Messaggio, oggi incomprensibile: lo sport può produrre valori, virtù, amicizia, può essere l’origine di razionali ostinazioni. Lo sport, soprattutto, è una parentesi della vita: la scena finale, in cui Liddell e Abrahams attraversano il salone vuoto di Victoria Station (silenzio, rumore dei passi) è anche l’addio alla giovinezza. Hanno ottenuto quel che volevano, ora li aspetta qualcos’altro. Oggi sarebbero assediati da offerte, allettamenti, inseguiti, portati alla tentazione. Parigi chiude una fase, ne apre un’altra. L’esistenza, una volta, era chiara, semplice, una linea retta come quella che percorre Harold, ebreo di radice lituana; una specie di orbita elittica che porta allo stesso punto, come quella battuta da Eric, scozzese di fede profonda e di apostolato sincero nato – e morto - in Cina.

All’apparenza, un film storico, calato in un’Inghilterra reduce dal massacro della Grande Guerra (“io leggo l’elenco e piango”, dice il rettore alla cena che inaugura l’anno accademico), di perfetta misura nei “bioi paralleloi” dei due protagonisti, di critica alla dimensione conservatrice che veniva respirata e imposta nell’esclusività dei college.
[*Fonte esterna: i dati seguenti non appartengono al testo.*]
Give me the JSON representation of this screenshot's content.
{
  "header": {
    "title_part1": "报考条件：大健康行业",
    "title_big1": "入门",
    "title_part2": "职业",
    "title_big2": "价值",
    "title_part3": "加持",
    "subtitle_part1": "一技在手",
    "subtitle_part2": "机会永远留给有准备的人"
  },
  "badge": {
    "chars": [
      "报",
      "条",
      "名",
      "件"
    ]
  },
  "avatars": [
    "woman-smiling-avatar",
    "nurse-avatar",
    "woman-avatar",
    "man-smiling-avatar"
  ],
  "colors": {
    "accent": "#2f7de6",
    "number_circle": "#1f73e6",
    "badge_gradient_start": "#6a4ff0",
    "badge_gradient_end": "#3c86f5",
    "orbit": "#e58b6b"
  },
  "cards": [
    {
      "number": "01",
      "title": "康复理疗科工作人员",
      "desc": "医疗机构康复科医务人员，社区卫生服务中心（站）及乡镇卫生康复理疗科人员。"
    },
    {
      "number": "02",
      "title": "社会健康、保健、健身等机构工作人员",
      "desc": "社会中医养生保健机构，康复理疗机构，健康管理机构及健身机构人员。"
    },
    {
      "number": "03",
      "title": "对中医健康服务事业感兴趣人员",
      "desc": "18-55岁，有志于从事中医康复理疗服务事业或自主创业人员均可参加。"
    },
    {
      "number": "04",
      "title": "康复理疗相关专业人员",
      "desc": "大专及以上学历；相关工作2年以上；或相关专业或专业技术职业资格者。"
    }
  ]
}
Mussabini è un outcast, lo sa bene, come sa che un’Olimpiade si vince con il lavoro duro, una dimensione che non appartiene alla visione wellingtoniana dei cortili di scuola.

L’altro aspetto che rende unico il capolavoro di Hugh Hudson è formale, non male quando la forma è garanzia di sostanza. Tutto è perfetto, nulla è approssimativo: la fotografia di David Watkin, il montaggio di Terry Rawlings, i costumi di Milena Canonero (secondo Oscar, dopo quello per Barry Lindon di Stanley Kubrick, prima che l’Academy la premiasse ancora per Marie Antoniette di Sofia Coppola e per Grand Budapest Hotel di Wes Anderson), la musica di Vangelis che si alterna a temi tradizionali, religiosi e a uno scampolo di Gilbert and Sullivan.
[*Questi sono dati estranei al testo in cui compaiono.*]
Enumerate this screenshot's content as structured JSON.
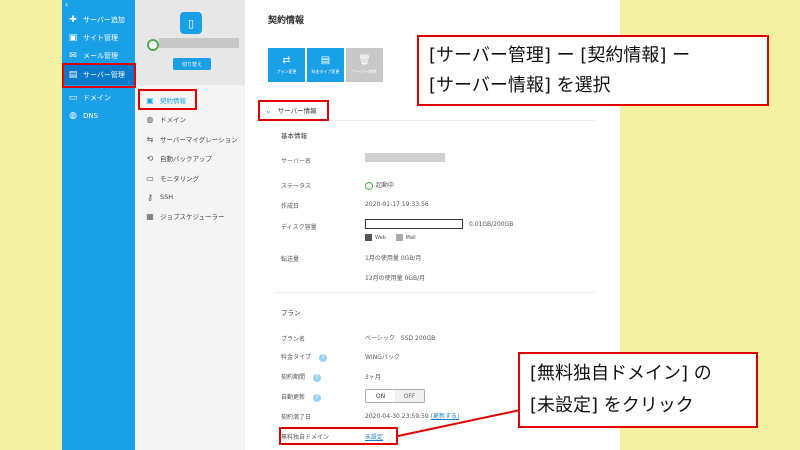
{
  "nav": {
    "back_glyph": "‹",
    "items": [
      {
        "label": "サーバー追加",
        "icon": "plus-icon"
      },
      {
        "label": "サイト管理",
        "icon": "window-icon"
      },
      {
        "label": "メール管理",
        "icon": "mail-icon"
      },
      {
        "label": "サーバー管理",
        "icon": "server-icon",
        "active": true
      },
      {
        "label": "ドメイン",
        "icon": "domain-icon"
      },
      {
        "label": "DNS",
        "icon": "globe-icon"
      }
    ]
  },
  "server_panel": {
    "switch_label": "切り替え",
    "menu": [
      {
        "label": "契約情報",
        "icon": "document-icon",
        "active": true
      },
      {
        "label": "ドメイン",
        "icon": "globe-icon"
      },
      {
        "label": "サーバーマイグレーション",
        "icon": "migration-icon"
      },
      {
        "label": "自動バックアップ",
        "icon": "backup-icon"
      },
      {
        "label": "モニタリング",
        "icon": "monitor-icon"
      },
      {
        "label": "SSH",
        "icon": "key-icon"
      },
      {
        "label": "ジョブスケジューラー",
        "icon": "scheduler-icon"
      }
    ]
  },
  "main": {
    "title": "契約情報",
    "tiles": [
      {
        "label": "プラン変更",
        "icon": "swap-icon"
      },
      {
        "label": "料金タイプ変更",
        "icon": "doc-icon"
      },
      {
        "label": "サーバー削除",
        "icon": "trash-icon",
        "disabled": true
      }
    ],
    "section_title": "サーバー情報",
    "basic": {
      "heading": "基本情報",
      "server_name_label": "サーバー名",
      "status_label": "ステータス",
      "status_value": "起動中",
      "created_label": "作成日",
      "created_value": "2020-01-17 19:33:56",
      "disk_label": "ディスク容量",
      "disk_value": "0.01GB/200GB",
      "disk_used_fraction": 0.0001,
      "legend_web": "Web",
      "legend_mail": "Mail",
      "transfer_label": "転送量",
      "transfer_month": "1月の使用量 0GB/月",
      "transfer_year": "12月の使用量 0GB/月"
    },
    "plan": {
      "heading": "プラン",
      "plan_name_label": "プラン名",
      "plan_name_value": "ベーシック　SSD 200GB",
      "fee_label": "料金タイプ",
      "fee_value": "WINGパック",
      "period_label": "契約期間",
      "period_value": "3ヶ月",
      "auto_label": "自動更新",
      "on_label": "ON",
      "off_label": "OFF",
      "end_label": "契約満了日",
      "end_value": "2020-04-30 23:59:59",
      "end_link": "(更新する)",
      "domain_label": "無料独自ドメイン",
      "domain_value": "未設定"
    }
  },
  "annotations": {
    "callout1": [
      "[サーバー管理] ー [契約情報] ー",
      "[サーバー情報] を選択"
    ],
    "callout2": [
      "[無料独自ドメイン] の",
      "[未設定] をクリック"
    ]
  },
  "colors": {
    "accent": "#1aa0e6",
    "highlight": "#e00000",
    "status_green": "#4caf50",
    "background_yellow": "#f5f1a3"
  }
}
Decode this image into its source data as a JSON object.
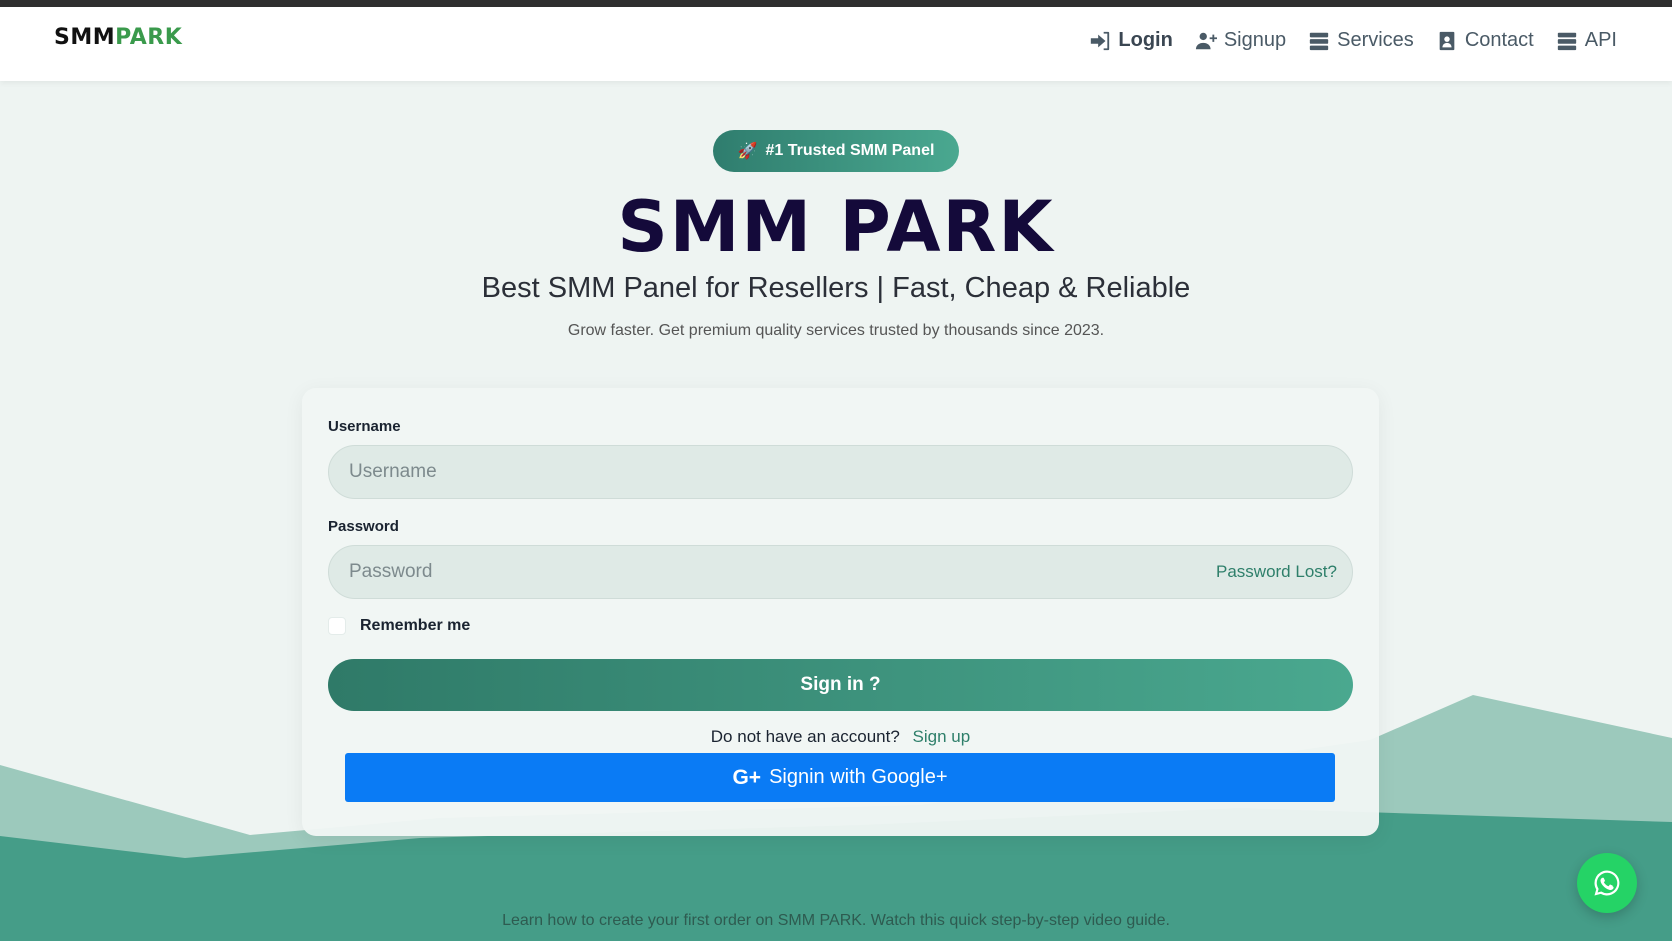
{
  "brand": {
    "part1": "SMM",
    "part2": "PARK",
    "accent": "#3a9a4c"
  },
  "nav": {
    "items": [
      {
        "label": "Login",
        "icon": "sign-in-icon"
      },
      {
        "label": "Signup",
        "icon": "user-plus-icon"
      },
      {
        "label": "Services",
        "icon": "server-icon"
      },
      {
        "label": "Contact",
        "icon": "contact-card-icon"
      },
      {
        "label": "API",
        "icon": "server-icon"
      }
    ]
  },
  "hero": {
    "badge_icon": "🚀",
    "badge": "#1 Trusted SMM Panel",
    "title": "SMM PARK",
    "subtitle": "Best SMM Panel for Resellers | Fast, Cheap & Reliable",
    "description": "Grow faster. Get premium quality services trusted by thousands since 2023."
  },
  "form": {
    "username_label": "Username",
    "username_placeholder": "Username",
    "username_value": "",
    "password_label": "Password",
    "password_placeholder": "Password",
    "password_value": "",
    "password_lost": "Password Lost?",
    "remember": "Remember me",
    "signin": "Sign in ?",
    "no_account": "Do not have an account?",
    "signup_link": "Sign up",
    "google_icon": "G+",
    "google": "Signin with Google+"
  },
  "footer": {
    "guide": "Learn how to create your first order on SMM PARK. Watch this quick step-by-step video guide."
  },
  "colors": {
    "primary_green": "#3a8f7a",
    "google_blue": "#0a7bf5",
    "whatsapp_green": "#25d366",
    "title_navy": "#140a3a"
  }
}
Raccontano che quando stavano per essere girate le scene delle gare olimpiche a Colombes (lo stadio vero, non computerizzato), Canonero, nata a Torino e laureata a Genova, invitò le comparse (20.000, vere anche quelle) a rovistare in casa per rintracciare una vecchia bombetta, un gilet, un cappellino con la veletta, magari una finanziera del bisnonno. Risultato perfetto.

Inevitabile pensare a ciò che è stato confezionato, nell’ambito di quella che viene chiamata fiction, su Dorando Pietri, Pietro Mennea, Fausto Coppi, Gino Bartali. Viene in mente il verso, ignorato da chi ha prodotto quella roba, di un grande poeta inglese, Wystan Auden: la verità, vi prego, sull’amore. Chi ci ha dato Chariots of fire, ha detto il vero e ha amato quel che fatto. Anche se lord Burghley, marchese di Exeter, dopo esser stato informato sullo stato delle cose, espresse feroci critiche sulla versione offerta del certame di Caius. Uno dei pochi a non aver mai visto il film. Riposi in pace ugualmente.